Peck stared at him, appraisingly at first, then trying not to smile. “That was very neatly done, Connor.”
”I work at it.”
“You're satisfied that was Berner?”
“Under the sweaty mustache? No question. His hair is that color because he went swimming in chlorinated water too soon after dying it. He's got an old scar high on his cheek that's not old and it's not a scar. Someone tattooed it on using bleach. He's wearing colored contact lenses and his face is shorter, probably from dental work, to give him more of an overbite and a new profile.”
“Connor,” said Peck, applauding on his fingertips, “you really are quite extraordinary.”
“I'm a treasure. What name's he using now and who turned him into Notre Dame? I assume he's got all new paper.”
“It gets a lot more interesting than fake documents. His name, these days, is Roger Hershey. He works for the Smithsonian as an archivist in the anthropology section. Been there two years. Before that, he was a field archaeologist for six years, mostly in Mexico and the Southwest. His specialty is the pre-Columbian era. Graduated from Notre Dame in 1965. Master's from Arizona State, and he's working toward a doctorate between field trips. Never been in the service.”
“That's good paper. Someone went to a lot of trouble.”
“You have no idea.” Duncan Peck pa
used and scanned the area in a three-hundred-and-sixty-degree sweep, then beckoned Harrigan to walk with him.
“About four months ago, Berner was spotted. Right here on this track. He was seen by a major who was in town on temporary duty with the Joint Chiefs.” Peck pointed across the river toward the distant tan mass of the Pentagon.

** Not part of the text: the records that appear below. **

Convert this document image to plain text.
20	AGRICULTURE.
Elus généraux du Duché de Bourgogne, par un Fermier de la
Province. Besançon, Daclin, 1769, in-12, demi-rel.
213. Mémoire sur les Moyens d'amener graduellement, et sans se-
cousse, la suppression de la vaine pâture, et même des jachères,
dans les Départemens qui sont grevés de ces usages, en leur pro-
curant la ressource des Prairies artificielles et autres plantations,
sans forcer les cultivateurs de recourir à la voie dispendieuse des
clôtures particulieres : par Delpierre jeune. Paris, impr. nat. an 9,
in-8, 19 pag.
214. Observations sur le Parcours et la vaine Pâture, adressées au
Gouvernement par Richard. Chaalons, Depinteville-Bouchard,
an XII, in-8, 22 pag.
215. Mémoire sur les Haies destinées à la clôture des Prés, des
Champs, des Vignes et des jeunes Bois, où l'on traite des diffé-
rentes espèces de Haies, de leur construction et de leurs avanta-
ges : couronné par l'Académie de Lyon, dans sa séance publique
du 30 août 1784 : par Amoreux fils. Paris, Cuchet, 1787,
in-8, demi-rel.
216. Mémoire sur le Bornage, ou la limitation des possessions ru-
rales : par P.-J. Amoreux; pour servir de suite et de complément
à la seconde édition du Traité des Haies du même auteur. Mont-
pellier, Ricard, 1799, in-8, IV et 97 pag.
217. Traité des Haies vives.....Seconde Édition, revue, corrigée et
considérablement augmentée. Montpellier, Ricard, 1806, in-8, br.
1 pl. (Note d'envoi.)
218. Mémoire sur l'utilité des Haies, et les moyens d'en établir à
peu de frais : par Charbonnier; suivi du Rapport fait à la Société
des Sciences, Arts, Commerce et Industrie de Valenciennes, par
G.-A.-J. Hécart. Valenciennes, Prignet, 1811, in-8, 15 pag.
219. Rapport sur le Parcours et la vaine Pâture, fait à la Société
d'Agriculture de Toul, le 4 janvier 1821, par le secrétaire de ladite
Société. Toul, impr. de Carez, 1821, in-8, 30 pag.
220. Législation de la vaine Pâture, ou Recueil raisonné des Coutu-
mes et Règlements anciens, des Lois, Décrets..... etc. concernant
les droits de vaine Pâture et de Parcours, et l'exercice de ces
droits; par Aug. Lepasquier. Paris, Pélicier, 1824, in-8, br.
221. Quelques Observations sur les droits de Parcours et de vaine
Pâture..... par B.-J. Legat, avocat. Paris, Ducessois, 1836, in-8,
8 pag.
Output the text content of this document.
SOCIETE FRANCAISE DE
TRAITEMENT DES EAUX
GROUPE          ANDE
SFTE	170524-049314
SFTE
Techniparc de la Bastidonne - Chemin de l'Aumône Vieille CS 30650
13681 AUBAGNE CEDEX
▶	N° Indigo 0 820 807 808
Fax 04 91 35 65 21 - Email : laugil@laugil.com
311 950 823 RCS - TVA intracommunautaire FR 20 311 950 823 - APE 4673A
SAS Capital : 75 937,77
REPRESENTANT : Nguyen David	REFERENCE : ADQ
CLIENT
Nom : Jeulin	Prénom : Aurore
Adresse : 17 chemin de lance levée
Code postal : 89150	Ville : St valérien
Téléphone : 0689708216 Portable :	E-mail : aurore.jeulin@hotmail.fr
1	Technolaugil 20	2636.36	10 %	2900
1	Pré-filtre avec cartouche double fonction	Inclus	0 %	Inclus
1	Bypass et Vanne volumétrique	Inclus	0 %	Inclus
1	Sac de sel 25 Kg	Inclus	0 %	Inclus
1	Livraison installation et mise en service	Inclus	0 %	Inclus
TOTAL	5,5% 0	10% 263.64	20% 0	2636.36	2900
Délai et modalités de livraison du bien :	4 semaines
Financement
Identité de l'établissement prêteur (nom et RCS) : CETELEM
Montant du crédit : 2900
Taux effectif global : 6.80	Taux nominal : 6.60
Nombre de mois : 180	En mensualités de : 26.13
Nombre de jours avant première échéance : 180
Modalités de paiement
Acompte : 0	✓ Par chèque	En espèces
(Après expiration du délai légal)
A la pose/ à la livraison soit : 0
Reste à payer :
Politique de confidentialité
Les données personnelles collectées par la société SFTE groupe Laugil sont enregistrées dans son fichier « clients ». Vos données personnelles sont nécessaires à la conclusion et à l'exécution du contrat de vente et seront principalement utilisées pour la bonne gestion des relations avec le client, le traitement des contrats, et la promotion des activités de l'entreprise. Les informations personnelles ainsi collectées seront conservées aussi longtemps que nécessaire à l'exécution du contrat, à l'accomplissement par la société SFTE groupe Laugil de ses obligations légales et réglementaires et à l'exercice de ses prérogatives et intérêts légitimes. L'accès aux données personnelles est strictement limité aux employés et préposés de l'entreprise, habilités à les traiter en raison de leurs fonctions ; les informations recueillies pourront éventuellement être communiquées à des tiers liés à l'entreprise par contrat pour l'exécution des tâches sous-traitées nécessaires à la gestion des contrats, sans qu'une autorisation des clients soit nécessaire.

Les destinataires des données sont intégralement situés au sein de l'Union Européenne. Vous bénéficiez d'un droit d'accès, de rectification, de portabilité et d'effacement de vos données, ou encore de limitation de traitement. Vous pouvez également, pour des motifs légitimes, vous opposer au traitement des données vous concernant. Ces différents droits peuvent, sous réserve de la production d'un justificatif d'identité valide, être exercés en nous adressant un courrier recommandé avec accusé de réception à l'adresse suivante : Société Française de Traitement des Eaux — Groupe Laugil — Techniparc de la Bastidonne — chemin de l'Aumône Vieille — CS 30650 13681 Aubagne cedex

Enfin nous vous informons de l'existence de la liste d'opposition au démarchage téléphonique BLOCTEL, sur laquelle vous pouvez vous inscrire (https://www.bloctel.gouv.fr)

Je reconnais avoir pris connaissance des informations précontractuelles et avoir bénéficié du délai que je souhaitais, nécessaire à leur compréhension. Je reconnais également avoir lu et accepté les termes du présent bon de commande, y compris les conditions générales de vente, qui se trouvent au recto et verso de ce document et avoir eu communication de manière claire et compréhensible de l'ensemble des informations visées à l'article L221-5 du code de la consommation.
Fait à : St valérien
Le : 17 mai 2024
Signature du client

“This major,” Peck continued, “was sure that Berner was Berner until he talked with him for a while. Then he realized that the two men, Berner and Hershey, were about as different as a lion and a lamb. Berner, for example, was always rather stiff. A loner. He had a few fierce loyalties, viz. Sergeant Dengler, but few if any friends and almost no outside interests. He wasn't what you'd consider rousing company. Hershey, on the other hand, is cultured, friendly, soft-spoken, kind, as you've seen, and an enthusiastic hobbyist whose interests range from fishing to carpentry, to say nothing of pre-Columbian art. This is all one man, Connor. One man with two entirely different personalities. More remarkable, Hershey has a depth of knowledge in a number of fields that Berner cared nothing about only thirty months ago. That's roughly when he disappeared.”
“And Hershey's been at the Smith how long? Two years?”